Ergonis was not present for the reading of the verdicts, preferring to stay in his jail cell instead.
While the testimony of Hammond and Radde corroborated much of what Conway told jurors about being restrained, assaulted and threatened, Fulbright testified she never saw Ergonis threaten Conway or point a gun at him.
Fulbright, 28, told jurors Conway stole $50,000 worth of jewelry and the plan was simply for Ergonis, 47, to talk Conway into telling them where the jewelry was.
Conway’s version of events doesn’t make sense, defense attorney Paul Gattone said during closing arguments last week.
Fulbright knew the value of the jewelry and she certainly wouldn’t have had Conway take it to a pawnshop, where she wouldn’t get the full value, Gattone said.
Gattone made light of Conway’s story of torture and fear, saying the state offered no credible evidence of either.
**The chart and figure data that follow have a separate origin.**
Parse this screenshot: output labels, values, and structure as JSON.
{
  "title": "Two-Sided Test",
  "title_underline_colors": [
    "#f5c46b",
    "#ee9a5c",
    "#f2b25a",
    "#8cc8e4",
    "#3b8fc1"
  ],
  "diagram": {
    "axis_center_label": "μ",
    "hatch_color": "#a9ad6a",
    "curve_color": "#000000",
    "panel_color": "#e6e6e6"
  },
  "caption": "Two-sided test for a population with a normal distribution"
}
Hammond and Radde were both drug addicts with criminal records who made deals to “save their behinds,” Gattone said.
“I didn’t know I was representing the Godfather. He had to fly all the way across the country and he was still afraid (Ergonis) was going to come get him,” Gattone scoffed. “Where was the torture? Was he being water-boarded? He was sitting in a car with some guys,” when he told them about the drug debt.
It was Fulbright who assaulted Conway and it was Fulbright calling all of the shots; his client was simply pulled along on a leash, Gattone said.
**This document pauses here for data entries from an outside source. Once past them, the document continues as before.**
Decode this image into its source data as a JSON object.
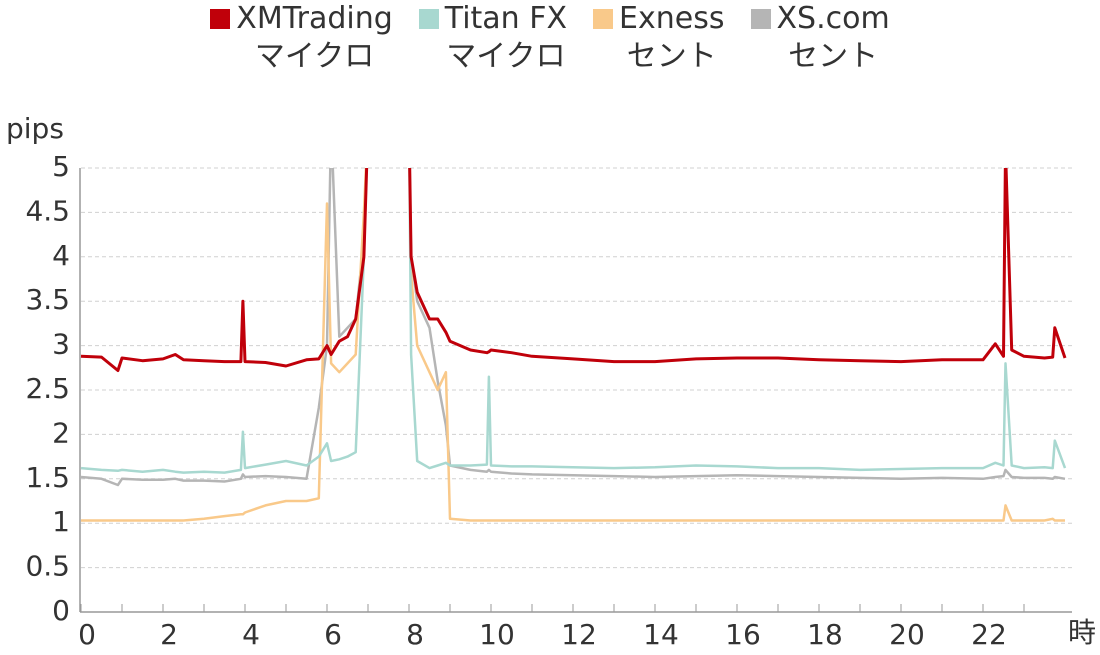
{
  "chart_data": {
    "type": "line",
    "x_label": "時",
    "y_label": "pips",
    "x": [
      0,
      0.5,
      0.9,
      1,
      1.5,
      2,
      2.3,
      2.5,
      3,
      3.5,
      3.9,
      3.95,
      4,
      4.5,
      5,
      5.5,
      5.8,
      6,
      6.1,
      6.3,
      6.5,
      6.7,
      6.9,
      7,
      7.5,
      8,
      8.05,
      8.2,
      8.5,
      8.7,
      8.9,
      9,
      9.5,
      9.9,
      9.95,
      10,
      10.5,
      11,
      12,
      13,
      14,
      15,
      16,
      17,
      18,
      19,
      20,
      21,
      22,
      22.3,
      22.5,
      22.55,
      22.7,
      23,
      23.5,
      23.7,
      23.75,
      24
    ],
    "series": [
      {
        "name": "XMTrading\nマイクロ",
        "color": "#c0000a",
        "values": [
          2.88,
          2.87,
          2.72,
          2.86,
          2.83,
          2.85,
          2.9,
          2.84,
          2.83,
          2.82,
          2.82,
          3.5,
          2.82,
          2.81,
          2.77,
          2.84,
          2.85,
          3.0,
          2.9,
          3.05,
          3.1,
          3.3,
          4.0,
          5.5,
          null,
          5.5,
          4.0,
          3.6,
          3.3,
          3.3,
          3.15,
          3.05,
          2.95,
          2.92,
          2.93,
          2.95,
          2.92,
          2.88,
          2.85,
          2.82,
          2.82,
          2.85,
          2.86,
          2.86,
          2.84,
          2.83,
          2.82,
          2.84,
          2.84,
          3.02,
          2.88,
          5.2,
          2.95,
          2.88,
          2.86,
          2.87,
          3.2,
          2.86
        ]
      },
      {
        "name": "Titan FX\nマイクロ",
        "color": "#a8d8d0",
        "values": [
          1.62,
          1.6,
          1.59,
          1.6,
          1.58,
          1.6,
          1.58,
          1.57,
          1.58,
          1.57,
          1.6,
          2.03,
          1.62,
          1.66,
          1.7,
          1.65,
          1.75,
          1.9,
          1.7,
          1.72,
          1.75,
          1.8,
          4.0,
          5.5,
          null,
          5.5,
          2.9,
          1.7,
          1.62,
          1.65,
          1.68,
          1.65,
          1.65,
          1.66,
          2.65,
          1.65,
          1.64,
          1.64,
          1.63,
          1.62,
          1.63,
          1.65,
          1.64,
          1.62,
          1.62,
          1.6,
          1.61,
          1.62,
          1.62,
          1.68,
          1.65,
          2.8,
          1.65,
          1.62,
          1.63,
          1.62,
          1.93,
          1.62
        ]
      },
      {
        "name": "Exness\nセント",
        "color": "#f9c98a",
        "values": [
          1.03,
          1.03,
          1.03,
          1.03,
          1.03,
          1.03,
          1.03,
          1.03,
          1.05,
          1.08,
          1.1,
          1.1,
          1.12,
          1.2,
          1.25,
          1.25,
          1.28,
          4.6,
          2.8,
          2.7,
          2.8,
          2.9,
          4.5,
          5.5,
          null,
          5.5,
          3.8,
          3.0,
          2.7,
          2.5,
          2.7,
          1.05,
          1.03,
          1.03,
          1.03,
          1.03,
          1.03,
          1.03,
          1.03,
          1.03,
          1.03,
          1.03,
          1.03,
          1.03,
          1.03,
          1.03,
          1.03,
          1.03,
          1.03,
          1.03,
          1.03,
          1.2,
          1.03,
          1.03,
          1.03,
          1.05,
          1.03,
          1.03
        ]
      },
      {
        "name": "XS.com\nセント",
        "color": "#b5b5b5",
        "values": [
          1.52,
          1.5,
          1.43,
          1.5,
          1.49,
          1.49,
          1.5,
          1.48,
          1.48,
          1.47,
          1.5,
          1.55,
          1.52,
          1.53,
          1.52,
          1.5,
          2.3,
          3.0,
          5.5,
          3.1,
          3.2,
          3.3,
          4.2,
          5.5,
          null,
          5.5,
          4.0,
          3.5,
          3.2,
          2.6,
          2.1,
          1.65,
          1.6,
          1.58,
          1.6,
          1.58,
          1.56,
          1.55,
          1.54,
          1.53,
          1.52,
          1.53,
          1.54,
          1.53,
          1.52,
          1.51,
          1.5,
          1.51,
          1.5,
          1.52,
          1.53,
          1.6,
          1.52,
          1.51,
          1.51,
          1.5,
          1.52,
          1.5
        ]
      }
    ],
    "xlim": [
      0,
      24
    ],
    "xticks": [
      0,
      2,
      4,
      6,
      8,
      10,
      12,
      14,
      16,
      18,
      20,
      22
    ],
    "ylim": [
      0,
      5
    ],
    "yticks": [
      0,
      0.5,
      1,
      1.5,
      2,
      2.5,
      3,
      3.5,
      4,
      4.5,
      5
    ],
    "grid": true,
    "legend": "top"
  }
}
“The question is whether Rob should be convicted and go to prison because of Kumari’s plan,” Gattone said. “Kumari Fulbright wanted this jewelry back and she was going to do what she needed to do to get it back.”
Ortiz told jurors she and Jette presented plenty of objective evidence that corroborated Conway’s story, including phone records and the testimony of a pawnshop owner who overheard Conway getting Fulbright’s OK on the sales price.
If Fulbright really did suspect Conway of stealing her jewelry, why didn’t she write about it in her diary or report it to police or an insurance company, Ortiz asked.
“She didn’t do that because she gave the jewelry to Josh,” Ortiz said. “She didn’t do it because it was a flat-out lie.”
Everything Conway told them was backed up by Radde or Hammond, Ortiz said.
Ortiz also told jurors that even if they think Fulbright or Radde performed a specific act, Ergonis is just as guilty under accomplice liability.
Both prosecutors told jurors the case was about what Ergonis did to Conway, it wasn’t about Fulbright.
“It’s about violence that’s not to be tolerated here,” Ortiz said. “Find him guilty.”
Fulbright pleaded guilty to conspiracy to commit kidnapping and aggravated assault. She agreed to serve two years in prison for the assault charge, followed by up to seven years' probation on the kidnapping charge.
Hammond, 42, pleaded guilty to aggravated assault and was placed on probation. Radde, 47, pleaded guilty to conspiracy to commit kidnapping and to drug and weapons charges in an unrelated case. He's facing three to 12.5 years in the kidnapping case and three and 12.5 years in the other case.